A lesson that can be learned here is that we create the good and bad of a situation through our biases, knee-jerk reactions, and conventional understanding. Yet the lesson is also that any situation is a moment to realize liberation, and any challenging moment can be endured without making it any more dire or rosy than it ought. We can realize that we are already liberated by meeting any situation head-on, like Wonhyo, who in his disgust realized that it was only his perspective that caused him pain. Not that drinking maggot, gristle stew out of a skull is recommended—but the night before it had been some of the best water he ever drank. The primacy of personal experience and choice is clear.
The mind is a terrible thing to listen to, a wild jackass of fragments of memory, experience, lies, fears, hopes, dreams, songs, TV shows; we’ve talked to ourselves for long that we’ve churned all that mess into a semi-coherent narrative that we come to believe is true. This jackass becomes a thief, taking you away from a real experience of life with its powerful and seductive judgments and resemblance to a linear factual assessment of who you are.
We can use even the most harsh, sick, disgusting moments of our lives as vehicles for awakening, for breaking the spell of that inner tele-novella . As we can become aware that negative actions and thoughts are just energy, powerful energy that can in turn be redirected for beneficial use, we can also see times of illness or stress as times when there is useful energy present. All of life is our practice: if we are sick, we practice experiencing our sickness, without judgment; likewise with despair, rejection, insult, etc. This does not mean trying to convince ourselves that we don’t feel like shit, or that we are not afraid or grief-stricken. There are times when listening to what our minds are telling us about our bodies is critical to maintaining good health.
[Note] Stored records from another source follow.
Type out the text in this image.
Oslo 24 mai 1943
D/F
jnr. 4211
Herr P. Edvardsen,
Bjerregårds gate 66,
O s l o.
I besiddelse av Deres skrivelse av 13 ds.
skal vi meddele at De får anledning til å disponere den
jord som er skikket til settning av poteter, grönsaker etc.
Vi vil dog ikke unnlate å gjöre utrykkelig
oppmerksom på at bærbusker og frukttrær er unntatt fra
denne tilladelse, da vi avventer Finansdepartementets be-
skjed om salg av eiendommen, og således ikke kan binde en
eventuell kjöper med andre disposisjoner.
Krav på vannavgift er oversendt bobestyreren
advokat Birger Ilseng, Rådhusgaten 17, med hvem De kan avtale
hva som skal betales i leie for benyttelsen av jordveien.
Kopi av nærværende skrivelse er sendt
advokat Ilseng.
It does mean realizing that, if any moment, this moment, is the moment to wake up, and if this is moment of discomfort, so be it. Wonhyo experienced through nausea—and its insight into life and death—an enlightenment moment. Literally puking out ignorance and fear, and realizing that discomfort and fear can be good news for practice, and sharp insight into the ephemeral nature of our emotions. He might have mentioned the hazards of laughing while vomiting, but we nevertheless can be grateful to Wonhyo for his being able to carry this lesson onto the Bodhisattva path and pass on that insight for the benefit of others.
Though Wonhyo could be ambivalent about the necessity of a teacher in one’s awakening, he was a teachers, albeit of the primacy of individual experience. No one can puke out my illness for me; a good teacher, though, like these sages, could point out my sickness for you, and hold the bucket while I vomit out some more of my ignorance.